Mendengar perkatan itu, aku tiba-tiba menyadari bahwa orang biasanya mabuk pada situasi seperti ini.

"Aku masih di bawah umur," kataku.

"Jadi kau belum pernah meminum alkohol sebelumnya?"

"Bukan berarti aku belum pernah meminumnya."

"Jadi, apa yang sedang kau lakukan malam ini jika kau tidak mabuk?"

"Hei, kenapa aku tidak bisa tidur?"

"Bagaimana aku bisa tahu, idiot," Kayama mendengus. Kayama masih sama seperti biasanya.

"Hei, Kayama. Tentang Watarase Mamizu. Kondisinya tidak baik, "kataku padanya.

"Jadi?"

"Apa kau tidak mau pergi menemuinya?"

"... Saat aku merasa ingin melakukannya."

"Kalau dipikir-pikir lagi, mengapa kau mengakhiri semua hubunganmu dengan wanita?" Tanyaku.

"Kenapa ya. Ini menjadi tidak berarti, "kata Kayama.

“Itu membuatku cemas saat kau bilang sesuatu yang terdengar seperti dari kejauhan. Apa ada gadis baru yang sangat kau cintai atau seemacamnya?”

“Sebenarnya, aku ingin mengaku pada cinta pertamaku. Aku berpikir untuk membenahkan diriku dulu.”

"Kau bercanda. ‘kan?"

"Aku bercanda."

Panggilan pun tiba-tiba berakhir. Aku tidak tahu apakah Kayama yang menutup teleponnya atau sinyal ponsel yang buruk. Ini tidak layak untuk meneleponnya lagi, sehingga percakapan kita berakhir di sana.

Setelah itu, aku berdiri dan memakan ham. Aku ingin beberapa mayones, pikirku.
Aku pergi dari beranda kembali ke dalam rumah, dan duduk di depan BUTSUDAN kakakku.

Hei, Meiko.

Ketika orang-orang yang kita cintai meninggal, kita harus bunuh diri.

Aku masih belum memberitahu siapa pun rahasia itu.

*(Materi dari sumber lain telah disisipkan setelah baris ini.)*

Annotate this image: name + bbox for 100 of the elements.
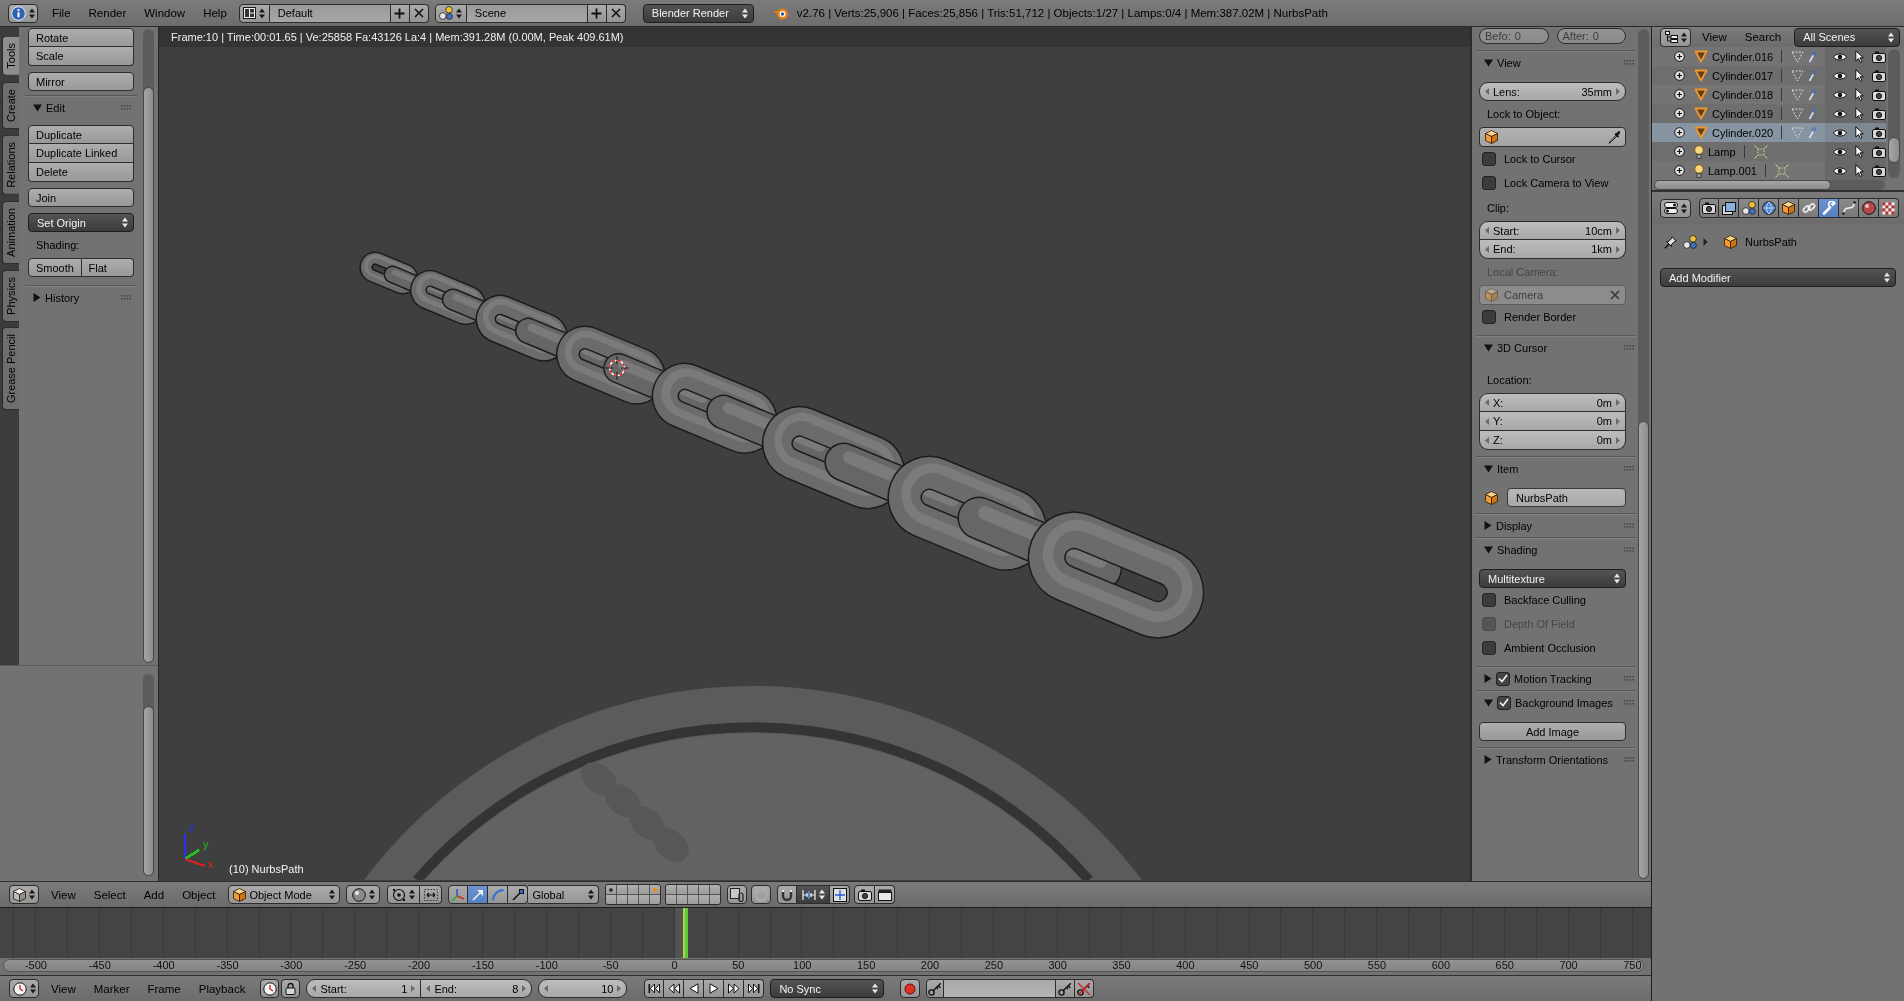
editor-type-button[interactable]: [1660, 27, 1691, 47]
add-scene-button[interactable]: [587, 3, 607, 23]
context-tab[interactable]: [1739, 198, 1759, 218]
mode-dropdown[interactable]: Object Mode: [228, 885, 341, 904]
editor-type-button[interactable]: [8, 3, 38, 23]
playback-button[interactable]: [744, 979, 765, 998]
panel-header[interactable]: Display: [1476, 514, 1636, 537]
manipulator-button[interactable]: [468, 885, 489, 904]
menu-item[interactable]: View: [42, 884, 85, 905]
panel-header[interactable]: View: [1476, 51, 1636, 74]
panel-header[interactable]: Edit: [25, 96, 137, 119]
snap-target-button[interactable]: [830, 885, 851, 904]
dropdown[interactable]: Multitexture: [1479, 569, 1626, 588]
layer-button[interactable]: [650, 885, 661, 894]
add-image-button[interactable]: Add Image: [1479, 722, 1626, 741]
scene-name-field[interactable]: Scene: [466, 3, 588, 23]
panel-header[interactable]: History: [25, 286, 137, 309]
checkbox[interactable]: [1482, 310, 1496, 324]
panel-header[interactable]: Transform Orientations: [1476, 748, 1636, 771]
tool-button[interactable]: Duplicate: [28, 125, 134, 144]
sync-dropdown[interactable]: No Sync: [770, 979, 885, 998]
layer-button[interactable]: [650, 895, 661, 904]
menu-item[interactable]: Search: [1735, 27, 1791, 47]
layer-button[interactable]: [639, 895, 650, 904]
checkbox[interactable]: [1482, 641, 1496, 655]
layer-button[interactable]: [628, 885, 639, 894]
vertical-tab[interactable]: Physics: [2, 269, 19, 322]
layer-button[interactable]: [628, 895, 639, 904]
outliner-row[interactable]: Lamp: [1652, 142, 1886, 161]
insert-keyframe-button[interactable]: [1056, 979, 1076, 998]
current-frame-line[interactable]: [685, 908, 689, 958]
render-engine-dropdown[interactable]: Blender Render: [642, 3, 754, 23]
context-tab[interactable]: [1759, 198, 1779, 218]
panel-header[interactable]: 3D Cursor: [1476, 336, 1636, 359]
editor-type-button[interactable]: [1660, 198, 1691, 218]
menu-item[interactable]: Add: [134, 884, 174, 905]
scene-button[interactable]: [434, 3, 467, 23]
number-field[interactable]: Y: 0m: [1479, 412, 1626, 431]
snap-button[interactable]: [777, 885, 798, 904]
tool-button[interactable]: Duplicate Linked: [28, 144, 134, 163]
vertical-tab[interactable]: Relations: [2, 134, 19, 195]
layer-button[interactable]: [617, 885, 628, 894]
playback-button[interactable]: [704, 979, 725, 998]
object-field[interactable]: [1479, 127, 1626, 147]
preview-range-button[interactable]: [260, 979, 280, 998]
tool-button[interactable]: Flat: [81, 258, 134, 277]
orientation-dropdown[interactable]: Global: [528, 885, 600, 904]
tool-button[interactable]: Smooth: [28, 258, 82, 277]
layer-button[interactable]: [677, 885, 688, 894]
playback-button[interactable]: [724, 979, 745, 998]
menu-item[interactable]: Window: [135, 3, 195, 23]
context-tab[interactable]: [1699, 198, 1719, 218]
layer-button[interactable]: [710, 895, 721, 904]
tool-button[interactable]: Rotate: [28, 28, 134, 47]
context-tab[interactable]: [1719, 198, 1739, 218]
tool-button[interactable]: Join: [28, 188, 134, 207]
layer-button[interactable]: [666, 895, 677, 904]
menu-item[interactable]: File: [43, 3, 80, 23]
tool-button[interactable]: Scale: [28, 47, 134, 66]
context-tab[interactable]: [1839, 198, 1859, 218]
panel-header[interactable]: Shading: [1476, 538, 1636, 561]
panel-header[interactable]: Item: [1476, 457, 1636, 480]
menu-item[interactable]: View: [1693, 27, 1736, 47]
menu-item[interactable]: View: [42, 978, 85, 999]
checkbox[interactable]: [1497, 695, 1511, 710]
checkbox[interactable]: [1496, 671, 1510, 686]
outliner-row[interactable]: Cylinder.020: [1652, 123, 1886, 142]
vertical-tab[interactable]: Tools: [2, 36, 19, 76]
editor-type-button[interactable]: [9, 979, 39, 998]
pivot-dropdown[interactable]: [387, 885, 421, 904]
outliner-row[interactable]: Cylinder.019: [1652, 104, 1886, 123]
screen-name-field[interactable]: Default: [269, 3, 391, 23]
number-field[interactable]: End: 8: [421, 979, 533, 998]
delete-scene-button[interactable]: [606, 3, 626, 23]
name-field[interactable]: NurbsPath: [1507, 488, 1626, 507]
context-tab[interactable]: [1819, 198, 1839, 218]
context-tab[interactable]: [1779, 198, 1799, 218]
layer-button[interactable]: [688, 895, 699, 904]
manipulator-button[interactable]: [448, 885, 469, 904]
editor-type-button[interactable]: [9, 885, 39, 904]
layer-button[interactable]: [606, 895, 617, 904]
playback-button[interactable]: [644, 979, 665, 998]
tool-button[interactable]: Delete: [28, 163, 134, 182]
add-modifier-dropdown[interactable]: Add Modifier: [1660, 268, 1896, 287]
outliner-row[interactable]: Cylinder.017: [1652, 66, 1886, 85]
menu-item[interactable]: Help: [194, 3, 236, 23]
layer-button[interactable]: [688, 885, 699, 894]
menu-item[interactable]: Object: [173, 884, 225, 905]
render-animation-button[interactable]: [875, 885, 896, 904]
context-tab[interactable]: [1859, 198, 1879, 218]
number-field[interactable]: Lens: 35mm: [1479, 82, 1626, 101]
keying-set-button[interactable]: [926, 979, 945, 998]
keying-set-field[interactable]: [944, 979, 1057, 998]
checkbox[interactable]: [1482, 152, 1496, 166]
menu-item[interactable]: Render: [79, 3, 136, 23]
layer-button[interactable]: [699, 885, 710, 894]
snap-element-dropdown[interactable]: [797, 885, 831, 904]
timeline-track[interactable]: [0, 908, 1651, 958]
context-tab[interactable]: [1879, 198, 1899, 218]
layer-button[interactable]: [617, 895, 628, 904]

Aku masih menepati janjiku.

Aku mendengar suara gemeresik. Aku berpaling untuk melihat bahwa Kamenosuke juga ikut begadang; dia telah melarikan diri dari tangki airnya dan berjalan-jalan di lantai ruang tamu.Dengan tergesa-gesa aku menangkapnya dan mengembalikannya ke dalam tangki air.

Melihat Kamenosuke, aku merasa bahwa mungkin semua perjuangan manusia tidak ada gunanya.

Kupikir aku bisa tidur nyenyak setelah itu, tapi bukan itu masalahnya. Bahkan setelah aku kembali ke kamarku, aku masih belum bisa tidur.

"Ah..…"

Suara kecil keluar dari bibirku. Aku membalikkan badan dan menoleh beberapa kali di tempat tidur, membiarkan beberapa erangan rendah. Diaduk dengan pemikiran tanpa tujuan yang melayang ke dalam pikiranku dan kemudian menghilang lagi, aku pun tertidur.

***

Ketika aku pergi ke sekolah keesokan harinya, Mamizu sedang berada di kelas. Dia duduk di sebelahku.

"Selamat pagi, Takuya-kun," katanya.

Aku cukup terkejut. "A-Apa yang terjadi, Mamizu!"

“Penyakit luminesensiku sudah sembuh total. Dokter bilang bahwa itu adalah pemulihan yang ajaib.”

Sekarang Dia baru mengungkitnya, warna wajah Mamizu tampak cukup sehat sedikit.

“Lihat ke sini,” katanya, melompat-lompat. “Aku bahkan bisa terbang di langit sekarang.”

"Begitu ya. Itu bagus."

Syukurlah, pikirku. Mamizu sudah membaik.

“Kita bisa memulai kehidupan sekolah kita bersama-sama sekarang, ‘kan ? tolong jaga diriku dengan baik, Takuya-kun.”

Aku senang sekali. Jadi hal seperti ini bisa terjadi di dunia ini, pikirku. Sebuah keajaiban telah terjadi.

Mamizu dan aku makan siang bersama. Mamizu tertawa senang, tampak seolah-olah dia sedang menikmati dirinya sendiri.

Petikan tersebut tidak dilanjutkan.